In order to preempt potential problems that may arise, we have outlined problems that we may encounter and devised specific improvements to our design to address them.

1. No biofilm / low amounts of biofilm is produced.
   This means that our MetJ construct is too potent, producing too much MetJ proteins to repress biofilm production. To resolve this issue, we will:
1. Weaker promoter: The promoter for our MetJ construct may be too strong, we will replace it with a weaker promoter.
2. Change Quorum Sensing molecule: Different quorum sensing molecules have different thresholds of concentration that is required to trigger a response in the bacteria, by adjusting our quorum sensing gene to produce molecules that require a higher threshold to trigger MetJ protein production, we can prolong biofilm gene expression.
2. Biofilm production rate increases
   This means that our MetJ construct does not function, or may be too weak.
1. Stronger promoter: Promoter for MetJ construct may be too weak, decreasing the construct’s effectiveness in regulating biofilm gene expression, we will replace it with a stronger promoter.
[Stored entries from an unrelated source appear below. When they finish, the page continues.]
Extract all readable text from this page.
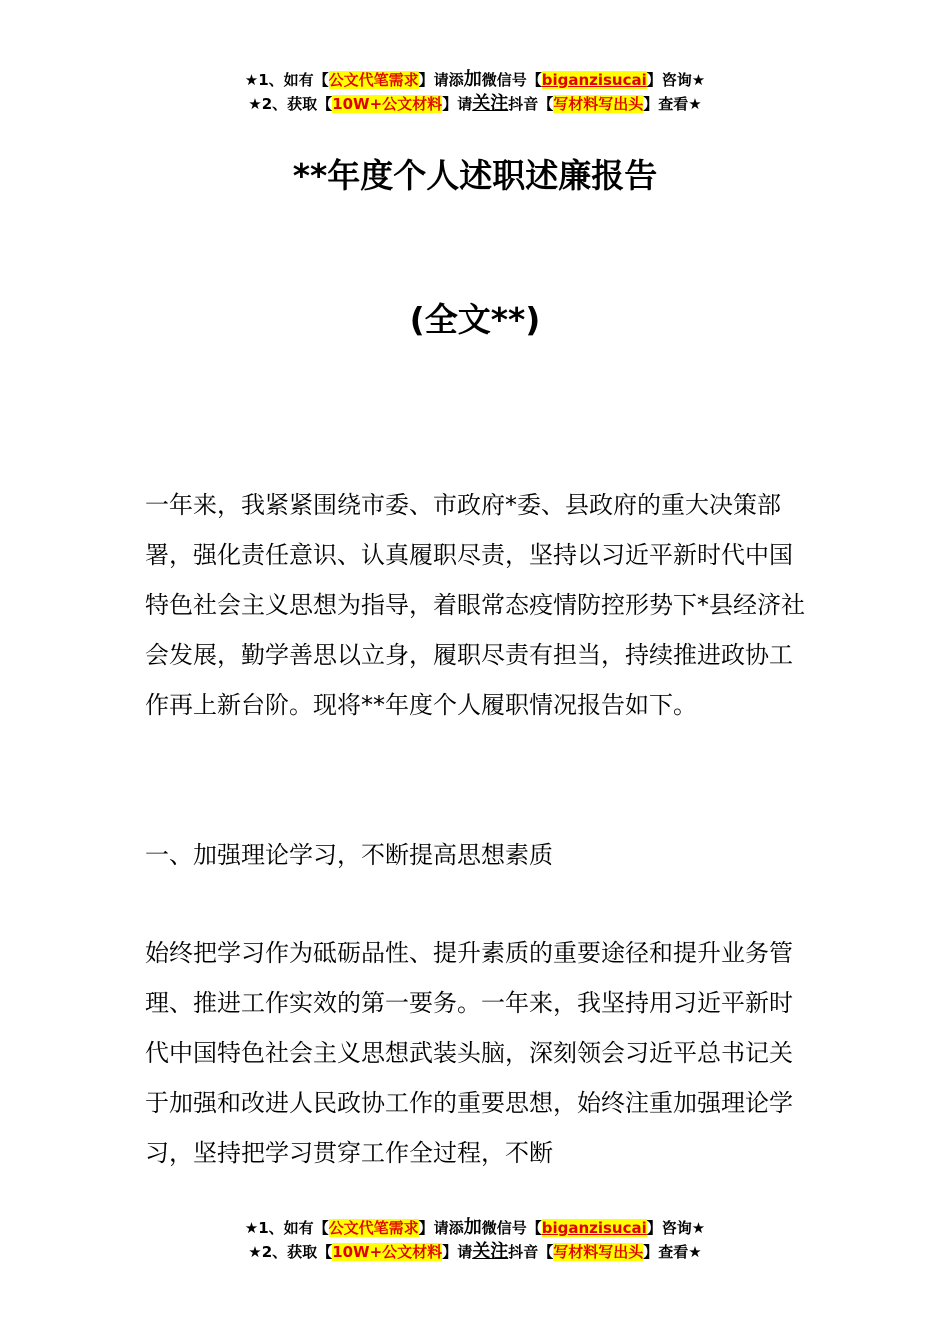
★1、如有【公文代笔需求】请添加微信号【biganzisucai】咨询★
★2、获取【10W+公文材料】请关注抖音【写材料写出头】查看★
**年度个人述职述廉报告
(全文**)

一年来，我紧紧围绕市委、市政府*委、县政府的重大决策部署，强化责任意识、认真履职尽责，坚持以习近平新时代中国特色社会主义思想为指导，着眼常态疫情防控形势下*县经济社会发展，勤学善思以立身，履职尽责有担当，持续推进政协工作再上新台阶。现将**年度个人履职情况报告如下。

一、加强理论学习，不断提高思想素质

始终把学习作为砥砺品性、提升素质的重要途径和提升业务管理、推进工作实效的第一要务。一年来，我坚持用习近平新时代中国特色社会主义思想武装头脑，深刻领会习近平总书记关于加强和改进人民政协工作的重要思想，始终注重加强理论学习，坚持把学习贯穿工作全过程，不断

★1、如有【公文代笔需求】请添加微信号【biganzisucai】咨询★
★2、获取【10W+公文材料】请关注抖音【写材料写出头】查看★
2. Change Quorum Sensing molecule: Change our quorum sensing molecule to require a lower threshold in triggering MetJ protein production.
3. Weaker biofilm promoter: Our biofilm gene expression may be too strong, cancelling out the effects of our MetJ construct in repressing biofilm growth. By adjusting our Csg construct promoter to a weaker alternative may magnify the effects of the MetJ construct.